11. The method of claim 10 wherein the applying steps further comprise providing resistance heating wire within the premold.

12. The method of claim 10 wherein the applying steps further comprise providing printed resistance heating circuits within the premold.

13. The method of claim 10 wherein the applying steps further comprise providing carbon fiber fabric within the premold.

14. The method of claim 10 wherein the applying steps further comprise providing metallic fabric within the premold.

15. The method of claim 4 wherein the curing energy takes the form of light.

16. The method of claim 3 wherein the premold further comprises at least one entrance port formed in the outer envelope, the entrance port extending to the interior cavity.

17. The method of claim 16 wherein the premold further comprises:

at least one distribution channel, the at least one distribution channel located within the interior cavity and being in fluid communication with the entrance port; and

at least one evacuation hole formed in the outer envelope, the at least one evacuation hole being in fluid communication with the at least one of the at least one distribution channels.

18. The method of claim 17 wherein the forming steps further comprise filling the premold with a mixture of resin and catalyst.

19. The method of claim 17 wherein the forming steps further comprise filling the premold prior to insertion into the patient's mouth.

20. The method of claim 19 wherein the forming steps further comprise providing a support tray, the support tray having a base and a raised portion extending from the base, the raised portion being sized and configured to matingly engage the premold.

21. The method of claim 20 wherein the forming steps further comprise

placing the premold on the support tray;

attaching a filling tube to the entry port;

attaching a suction tube to the evacuation port; and

filling the premold with a mixture of resin and catalyst through the filling tube.

22. A system comprising

at least one premold, the premold having a flexible outer envelope, the outer envelope defining an interior cavity and reinforcing material, the reinforcing material located within the interior cavity;

at least one cap, the cap being sized and configured to removably engage the top and bottom premold, the cap including an inflatable bladder; and

adjustment means.

23. The system of claim 22 wherein the at least one premold includes a mixture of resin and catalyst in the interior cavity.

24. The system of claim 22 wherein the premold includes resistance heating wire within the interior cavity.

25. The system of claim 22 wherein the premold includes resistance heating circuit within the interior cavity.

26. The system of claim 22 wherein the premold includes carbon fiber fabric within the interior cavity.

27. The system of claim 22 wherein the premold includes metallic fabric with low impedence conductor edges within the interior cavity.
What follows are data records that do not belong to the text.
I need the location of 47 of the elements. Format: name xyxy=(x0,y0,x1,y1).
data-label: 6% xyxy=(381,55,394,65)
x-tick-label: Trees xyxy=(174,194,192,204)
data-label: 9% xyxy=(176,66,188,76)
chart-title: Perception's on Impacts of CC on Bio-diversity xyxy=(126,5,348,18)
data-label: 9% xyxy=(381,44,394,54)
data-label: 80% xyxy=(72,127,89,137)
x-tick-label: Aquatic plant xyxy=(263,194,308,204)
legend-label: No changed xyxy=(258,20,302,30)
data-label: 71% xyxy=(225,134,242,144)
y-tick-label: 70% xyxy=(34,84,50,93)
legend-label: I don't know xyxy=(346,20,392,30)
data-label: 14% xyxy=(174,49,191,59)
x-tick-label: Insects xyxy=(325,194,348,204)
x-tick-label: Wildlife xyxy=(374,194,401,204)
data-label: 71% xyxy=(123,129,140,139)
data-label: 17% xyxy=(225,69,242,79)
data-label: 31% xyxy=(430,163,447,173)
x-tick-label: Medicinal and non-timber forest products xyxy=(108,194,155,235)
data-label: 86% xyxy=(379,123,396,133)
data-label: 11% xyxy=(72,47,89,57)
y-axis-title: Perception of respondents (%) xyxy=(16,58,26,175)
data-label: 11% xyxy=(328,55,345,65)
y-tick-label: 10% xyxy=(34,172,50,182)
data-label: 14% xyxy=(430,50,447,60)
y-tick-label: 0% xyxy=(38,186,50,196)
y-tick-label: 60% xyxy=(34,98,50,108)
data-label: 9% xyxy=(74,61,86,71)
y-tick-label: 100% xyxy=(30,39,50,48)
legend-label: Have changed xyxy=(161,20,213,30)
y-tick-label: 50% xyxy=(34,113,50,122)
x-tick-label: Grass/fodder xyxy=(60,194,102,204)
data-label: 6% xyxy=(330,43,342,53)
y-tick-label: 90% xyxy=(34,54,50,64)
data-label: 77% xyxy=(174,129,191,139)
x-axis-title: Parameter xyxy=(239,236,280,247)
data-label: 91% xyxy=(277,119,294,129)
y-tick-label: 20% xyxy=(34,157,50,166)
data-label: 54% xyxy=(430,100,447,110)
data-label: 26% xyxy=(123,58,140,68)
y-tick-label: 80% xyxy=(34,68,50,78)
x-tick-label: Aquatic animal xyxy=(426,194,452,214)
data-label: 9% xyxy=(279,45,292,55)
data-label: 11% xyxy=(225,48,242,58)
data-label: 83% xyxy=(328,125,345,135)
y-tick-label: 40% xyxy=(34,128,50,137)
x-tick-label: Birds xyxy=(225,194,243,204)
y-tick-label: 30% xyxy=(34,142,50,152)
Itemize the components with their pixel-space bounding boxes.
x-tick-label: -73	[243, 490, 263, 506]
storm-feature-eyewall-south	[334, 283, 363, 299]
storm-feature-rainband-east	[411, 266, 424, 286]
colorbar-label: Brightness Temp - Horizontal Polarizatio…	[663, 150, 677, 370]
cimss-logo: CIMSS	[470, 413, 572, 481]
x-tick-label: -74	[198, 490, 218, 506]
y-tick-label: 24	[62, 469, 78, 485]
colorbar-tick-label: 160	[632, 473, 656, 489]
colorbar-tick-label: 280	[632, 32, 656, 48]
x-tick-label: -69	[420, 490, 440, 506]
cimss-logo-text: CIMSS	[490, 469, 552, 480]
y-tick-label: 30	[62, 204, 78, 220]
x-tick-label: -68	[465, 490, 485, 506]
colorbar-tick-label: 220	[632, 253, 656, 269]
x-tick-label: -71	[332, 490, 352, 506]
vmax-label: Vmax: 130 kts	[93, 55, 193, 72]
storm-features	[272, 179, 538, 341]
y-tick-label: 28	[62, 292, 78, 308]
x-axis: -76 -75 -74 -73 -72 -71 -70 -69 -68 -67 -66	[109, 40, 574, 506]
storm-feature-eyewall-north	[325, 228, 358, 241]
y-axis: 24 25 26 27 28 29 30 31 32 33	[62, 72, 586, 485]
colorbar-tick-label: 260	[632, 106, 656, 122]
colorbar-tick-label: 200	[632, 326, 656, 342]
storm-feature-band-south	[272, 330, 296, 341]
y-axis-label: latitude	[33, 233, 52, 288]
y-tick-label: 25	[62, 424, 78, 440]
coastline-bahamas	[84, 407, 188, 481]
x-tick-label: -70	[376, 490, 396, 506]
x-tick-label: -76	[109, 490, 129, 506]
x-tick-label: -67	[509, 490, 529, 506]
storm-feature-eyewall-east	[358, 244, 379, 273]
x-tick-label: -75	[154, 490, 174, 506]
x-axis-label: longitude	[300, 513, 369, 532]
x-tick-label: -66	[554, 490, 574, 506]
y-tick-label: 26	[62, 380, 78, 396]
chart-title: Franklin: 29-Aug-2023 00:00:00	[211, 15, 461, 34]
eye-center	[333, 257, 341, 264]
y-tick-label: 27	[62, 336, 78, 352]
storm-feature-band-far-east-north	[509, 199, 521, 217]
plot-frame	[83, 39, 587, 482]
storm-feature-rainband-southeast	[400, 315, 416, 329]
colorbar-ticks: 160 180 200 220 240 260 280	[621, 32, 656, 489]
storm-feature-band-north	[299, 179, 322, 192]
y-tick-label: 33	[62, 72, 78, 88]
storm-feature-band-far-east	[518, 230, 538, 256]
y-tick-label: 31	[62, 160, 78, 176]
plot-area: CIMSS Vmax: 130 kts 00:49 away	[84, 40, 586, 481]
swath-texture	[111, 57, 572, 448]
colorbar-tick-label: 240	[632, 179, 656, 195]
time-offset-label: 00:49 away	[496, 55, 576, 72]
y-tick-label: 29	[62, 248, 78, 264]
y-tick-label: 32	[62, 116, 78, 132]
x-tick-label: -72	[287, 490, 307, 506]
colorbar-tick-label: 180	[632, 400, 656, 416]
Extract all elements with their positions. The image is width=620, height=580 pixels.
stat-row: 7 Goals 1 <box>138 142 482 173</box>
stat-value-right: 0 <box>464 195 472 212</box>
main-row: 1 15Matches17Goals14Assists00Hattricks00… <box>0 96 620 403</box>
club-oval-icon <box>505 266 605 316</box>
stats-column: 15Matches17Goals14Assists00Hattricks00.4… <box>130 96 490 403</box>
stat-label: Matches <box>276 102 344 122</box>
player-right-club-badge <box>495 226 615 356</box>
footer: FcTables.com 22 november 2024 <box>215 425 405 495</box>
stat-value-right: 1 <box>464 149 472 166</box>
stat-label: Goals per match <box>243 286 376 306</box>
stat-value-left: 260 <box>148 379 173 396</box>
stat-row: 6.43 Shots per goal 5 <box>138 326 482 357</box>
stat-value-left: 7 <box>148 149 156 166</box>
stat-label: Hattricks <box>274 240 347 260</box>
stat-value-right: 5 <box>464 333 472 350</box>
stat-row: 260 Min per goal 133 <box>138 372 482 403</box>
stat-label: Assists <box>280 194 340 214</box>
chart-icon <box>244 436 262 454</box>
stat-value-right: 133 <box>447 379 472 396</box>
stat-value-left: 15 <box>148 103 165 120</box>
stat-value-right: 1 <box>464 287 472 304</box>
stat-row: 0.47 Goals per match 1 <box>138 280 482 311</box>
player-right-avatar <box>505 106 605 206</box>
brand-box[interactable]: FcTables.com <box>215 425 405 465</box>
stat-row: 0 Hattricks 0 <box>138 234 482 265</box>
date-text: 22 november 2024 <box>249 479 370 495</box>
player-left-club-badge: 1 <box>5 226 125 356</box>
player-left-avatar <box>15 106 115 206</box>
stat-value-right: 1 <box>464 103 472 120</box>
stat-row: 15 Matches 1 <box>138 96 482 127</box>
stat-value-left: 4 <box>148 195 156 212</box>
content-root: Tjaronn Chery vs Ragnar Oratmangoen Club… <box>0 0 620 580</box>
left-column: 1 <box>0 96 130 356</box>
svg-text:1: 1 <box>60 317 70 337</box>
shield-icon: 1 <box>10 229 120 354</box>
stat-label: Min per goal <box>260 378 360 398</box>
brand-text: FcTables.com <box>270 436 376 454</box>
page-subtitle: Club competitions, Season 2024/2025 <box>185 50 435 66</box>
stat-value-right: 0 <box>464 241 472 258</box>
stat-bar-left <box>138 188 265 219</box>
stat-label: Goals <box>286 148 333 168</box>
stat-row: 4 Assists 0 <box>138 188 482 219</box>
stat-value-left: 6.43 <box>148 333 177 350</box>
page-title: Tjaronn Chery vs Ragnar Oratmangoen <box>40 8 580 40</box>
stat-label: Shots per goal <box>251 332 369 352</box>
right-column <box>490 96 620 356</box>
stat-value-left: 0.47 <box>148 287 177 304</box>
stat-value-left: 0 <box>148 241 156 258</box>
28. The system of claim 22 wherein the premold includes photoinitiated resin within the interior cavity.

29. The system of claim 22 wherein the premold includes at least one entrance port, the entrance port extending through the outer envelope to the interior cavity.

30. The system of claim 23 wherein the premold includes at least one distribution channel within the interior cavity, the distribution channel being in fluid communication with the entrance port.

31. The system of claim 23 wherein the premold includes at least one evacuation port, the evacuation port extending through the outer envelope to the interior cavity

32. The system of claim 22 wherein the cap bladder includes at least one heating element.

33. The system of claim 22 wherein the cap bladder includes at least one infrared heating element.

34. The system of claim 22 wherein the system includes a filling tray, the filling tray including a base and a raised portion, the raised portion being sized and configured to engage the at least one premold.

35. The system of claim 29 wherein the system includes a filling syringe, the filling syringe being sized and configured to provide a mixture of resin and catalyst to the entrance port.